If items are packed in non-waterproof packing , items cannot be covered against rust, oxidation, de-colorisation, wetting, staining, scratching, bruising, chipping, denting, marring and the cost of repainting as applicable.  This means that electrical switch boards, and all electronic devices need to be properly packed in  seaworthy SEI 4C crates or similar. TPL will be pleased to provide full assistance here to find a cost effective SEI – 4C certified packing.

For more info back to READYBOX

GENERAL AVERAGE – what is it ?

GA is used as a way of sharing the costs of saving a vessel and its cargo equally amongst all parties even if the incident does not affect them equally.

GA is declared when a vessel encounters a problem that threatens the completion of the voyage trip.

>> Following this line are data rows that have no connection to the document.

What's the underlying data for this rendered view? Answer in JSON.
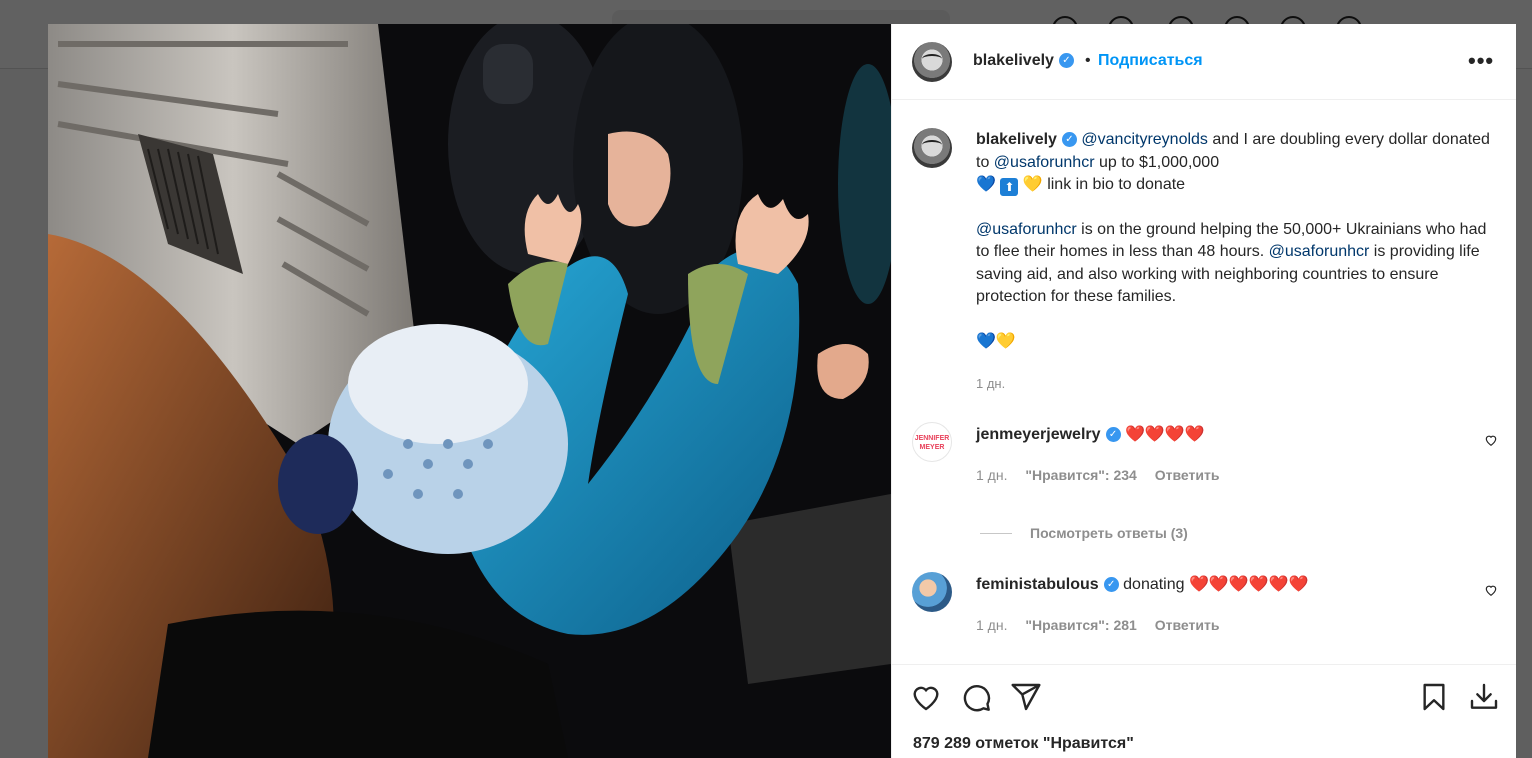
{
  "post": {
    "author": "blakelively",
    "follow_label": "Подписаться",
    "separator": "•",
    "more_label": "•••"
  },
  "caption": {
    "author": "blakelively",
    "mention1": "@vancityreynolds",
    "line1_rest": " and I are doubling every dollar",
    "line2_pre": "donated to ",
    "mention2": "@usaforunhcr",
    "line2_rest": " up to $1,000,000",
    "emoji_heart_blue": "💙",
    "emoji_up": "⬆",
    "emoji_heart_yellow": "💛",
    "line3_rest": " link in bio to donate",
    "para2_mention": "@usaforunhcr",
    "para2_text1": " is on the ground helping the 50,000+ Ukrainians who had to flee their homes in less than 48 hours. ",
    "para2_mention2": "@usaforunhcr",
    "para2_text2": " is providing life saving aid, and also working with neighboring countries to ensure protection for these families.",
    "closing_blue": "💙",
    "closing_yellow": "💛",
    "time": "1 дн."
  },
  "comments": [
    {
      "user": "jenmeyerjewelry",
      "avatar_text": "JENNIFER MEYER",
      "text": "❤️❤️❤️❤️",
      "time": "1 дн.",
      "likes": "\"Нравится\": 234",
      "reply": "Ответить",
      "view_replies": "Посмотреть ответы (3)"
    },
    {
      "user": "feministabulous",
      "text_prefix": "donating ",
      "text_hearts": "❤️❤️❤️❤️❤️❤️",
      "time": "1 дн.",
      "likes": "\"Нравится\": 281",
      "reply": "Ответить"
    }
  ],
  "footer": {
    "likes_count": "879 289 отметок \"Нравится\""
  },
  "icons": {
    "like": "heart-icon",
    "comment": "comment-icon",
    "share": "share-icon",
    "save": "bookmark-icon",
    "download": "download-icon"
  },
  "colors": {
    "link": "#0095f6",
    "mention": "#00376b",
    "verified": "#3897f0",
    "secondary_text": "#8e8e8e"
  }
}
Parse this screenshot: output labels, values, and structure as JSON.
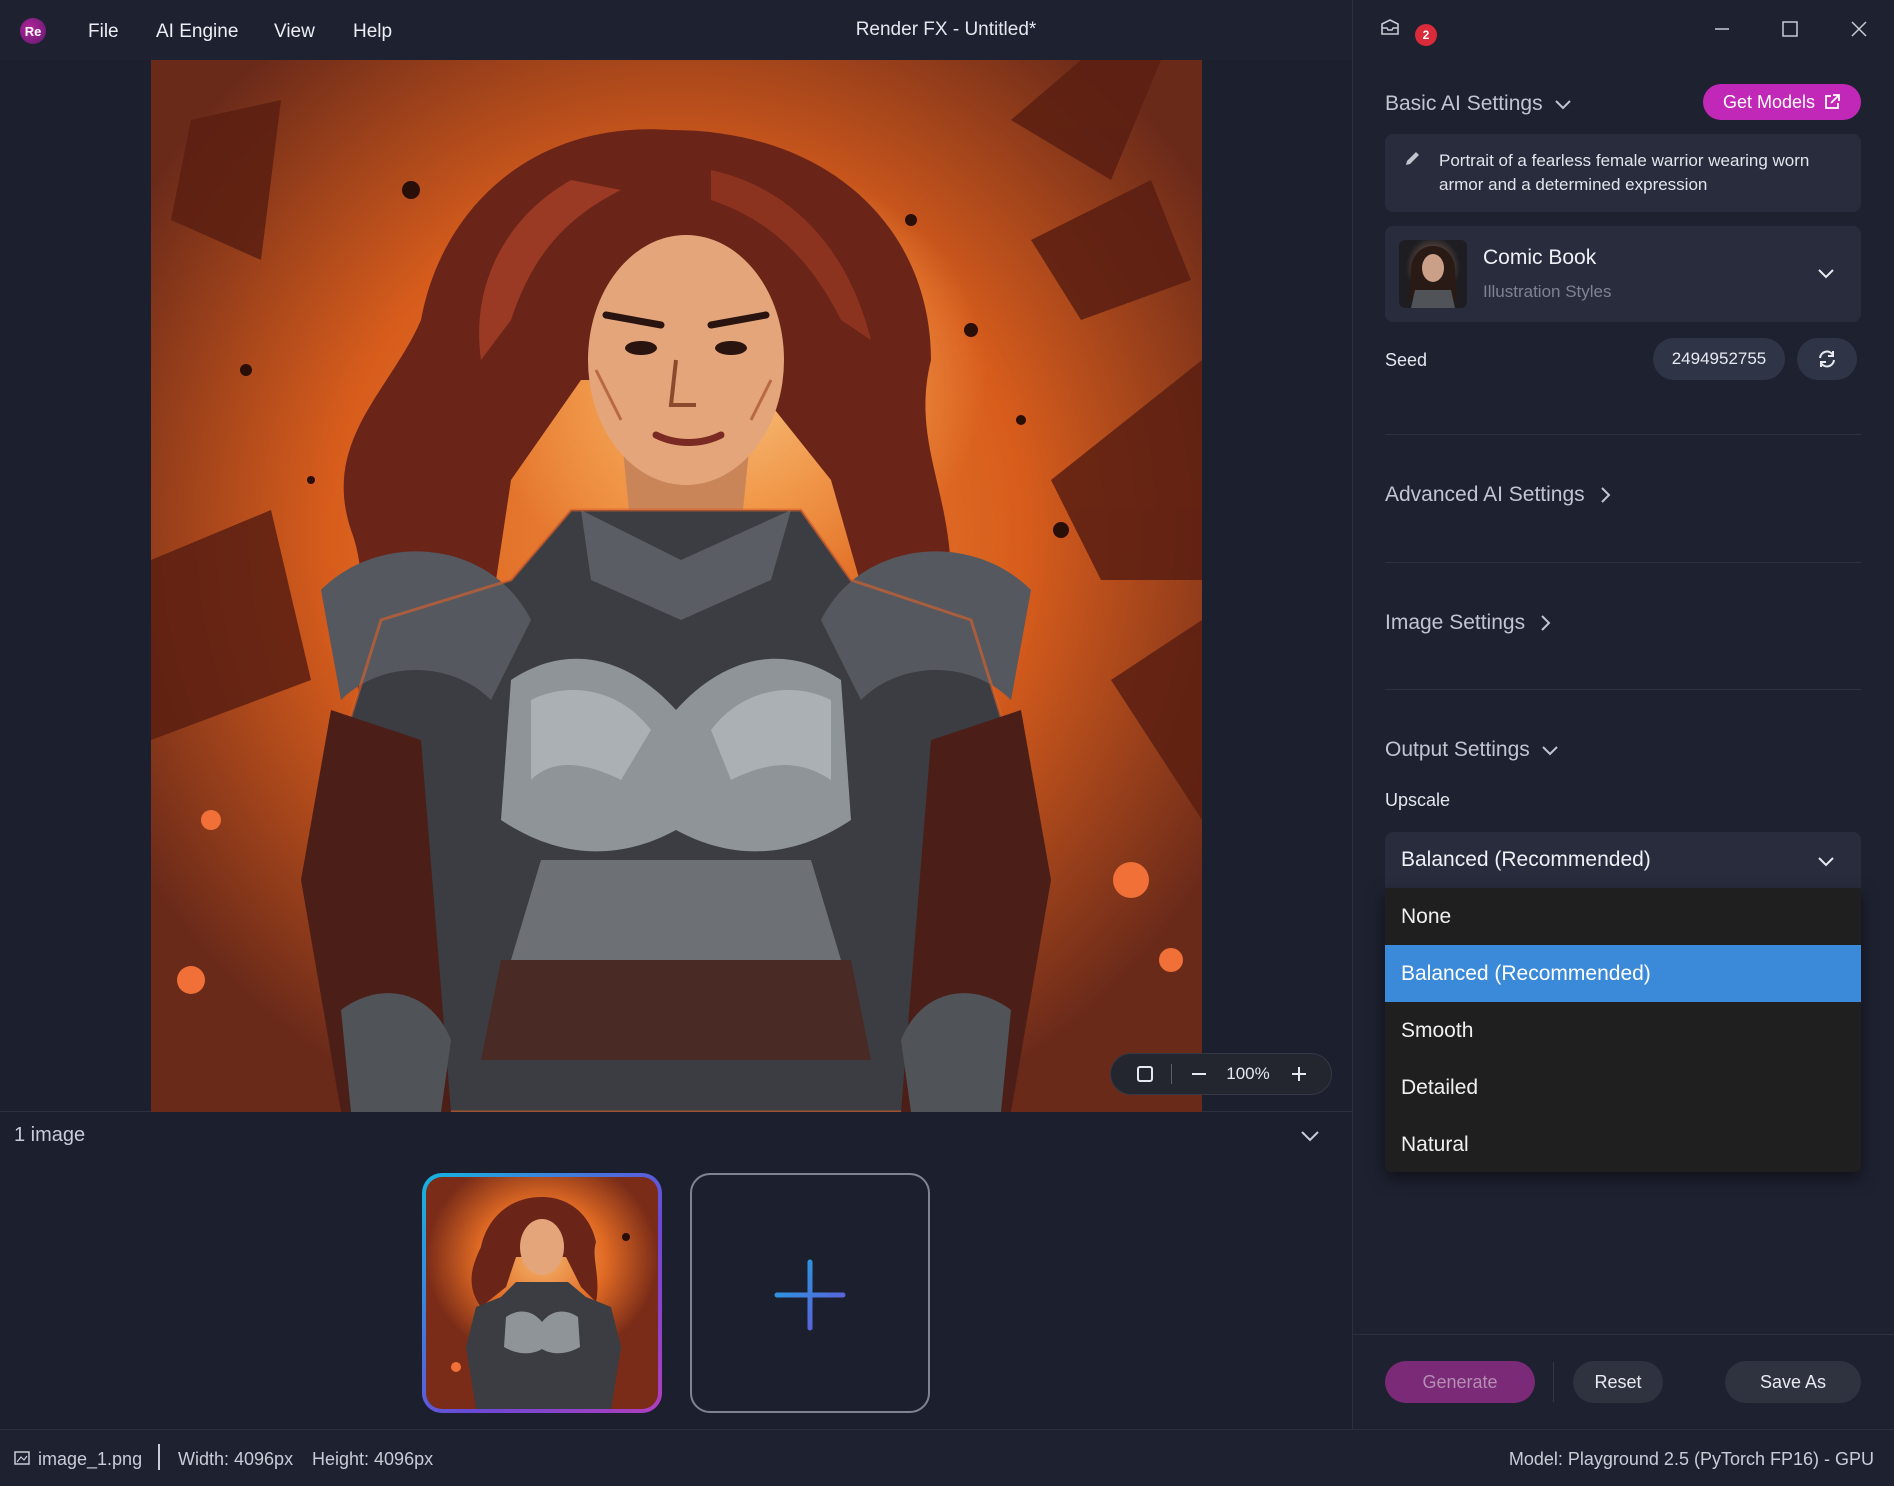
{
  "app": {
    "logo_text": "Re",
    "title": "Render FX - Untitled*",
    "menu": [
      "File",
      "AI Engine",
      "View",
      "Help"
    ],
    "notification_count": "2",
    "brand_color": "#c228b7"
  },
  "canvas": {
    "zoom": "100%"
  },
  "strip": {
    "count_label": "1 image"
  },
  "panel": {
    "basic": {
      "title": "Basic AI Settings",
      "get_models": "Get Models",
      "prompt": "Portrait of a fearless female warrior wearing worn armor and a determined expression",
      "style_name": "Comic Book",
      "style_category": "Illustration Styles",
      "seed_label": "Seed",
      "seed_value": "2494952755"
    },
    "advanced_title": "Advanced AI Settings",
    "image_title": "Image Settings",
    "output": {
      "title": "Output Settings",
      "upscale_label": "Upscale",
      "upscale_value": "Balanced (Recommended)",
      "options": [
        "None",
        "Balanced (Recommended)",
        "Smooth",
        "Detailed",
        "Natural"
      ],
      "selected_index": 1
    },
    "buttons": {
      "generate": "Generate",
      "reset": "Reset",
      "save_as": "Save As"
    }
  },
  "status": {
    "file": "image_1.png",
    "width": "Width: 4096px",
    "height": "Height: 4096px",
    "model": "Model: Playground 2.5 (PyTorch FP16) - GPU"
  },
  "icons": {
    "zoom_fit": "square-icon",
    "zoom_out": "minus-icon",
    "zoom_in": "plus-icon",
    "add_image": "plus-icon",
    "seed_refresh": "refresh-icon",
    "prompt_edit": "pencil-icon",
    "notifications": "inbox-icon"
  }
}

The voyage itself is considered in literature as a “common adventure” between all parties, including the cargo owners and shipowner. So if the journey is threatened, for example by the vessel running aground or containers with IMO cargo catching fire, it means each party must provide their share. This calculation is laborious and can lead to cargo being held for many months or years.

How does this affect me?

If your cargo is on board a vessel when the shipowner declares General Average, you will need to find the security to guarantee its release (on average 20% of the value of your cargo). If you are unable to raise this “General Average Bond “ security, your cargo will be held indefinitely….

Unfortunately, it is more common than most people realize, and amounts to approximately 10% of the loss expenses of marine insurers because of the size and frequency of GA claims.


In case of import cargoes,  packages must be checked on apparent damage prior to delivery by a sworn surveyor in order to make recourse against last carrier on Delivery Order, thesereserves must be reconfirmed by registered mail and immediate notice of such loss or damage should be given to the surveyor named in the insurance certificate.

When delivery is made by container, the assured should insure that the container and its seals are examined immediately by the responsible official. If the container is damaged or with seals broken or missing or with seals other than stated in the shipping documents, to clause the delivery order accordingly and retain all defective or irregular seals for subsequent identification.

Very often it is overseen that receivers (= assured) have only within 3 (three days!) of delivery to give notice in writing to the Carriers or other Bailees, if the loss or damage was not apparent at the time of taking delivery.

Of course when submitting a claim under the ICC (a) policy all documents relative to the shipment should be forwarded to surveyor as indicated on the back of the insurance certificate.